I just noticed in the Big 5 ad today that they've got an Al Mar folder on sale for $14.99 this week. I don't really know anything about them, and I'm sure it's a very low end model, but the price made me think, "hmmm, here's an easy chance to own an Al Mar."

Edit: Oops, just looked at the ad and it wasn't an Al Mar that was on sale, it was a Ka-Bar.


----------



## TonkinWarrior (Nov 5, 2005)

Well, thanks for the initial thought, Trashman. An Al Mar for $15 bucks would indeed be a mega-bargain! 
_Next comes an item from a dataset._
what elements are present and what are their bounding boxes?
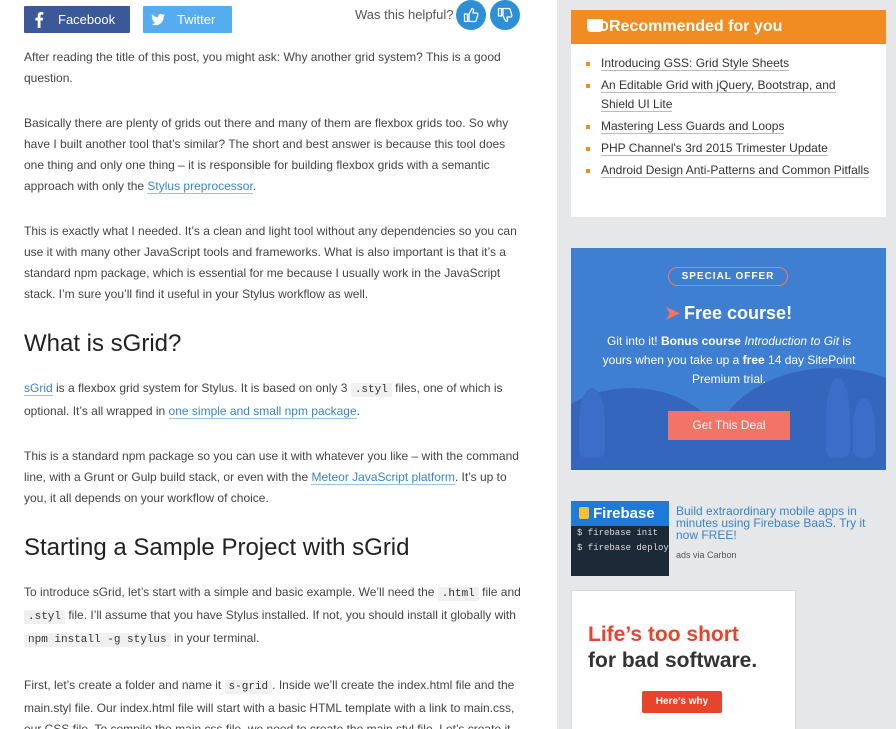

I'm not aware of any brick & mortar stores that regularly stock Al Mars, but I'm sure there are some cutlery boutiques that sell 'em (for top retail prices). I recall I once found a classic Fang at one of those pricey shopping mall cutlery stores.

I've purchased them online from the Cutlery Shoppe in Boise, Idaho, and others like highly-regarded New Graham Knives in Virginia seem to have good prices to match their reputations for customer service.

Anyone have any recommendations for favorite online Al Mar dealers?


----------



## Gone Jeepin (Nov 8, 2005)

I have the SERE 2K and give it very high marks. Fit and finish are very good. It is so solid... I trust this knife. I would definately consider the Nomad, Osprey and Hawk.


----------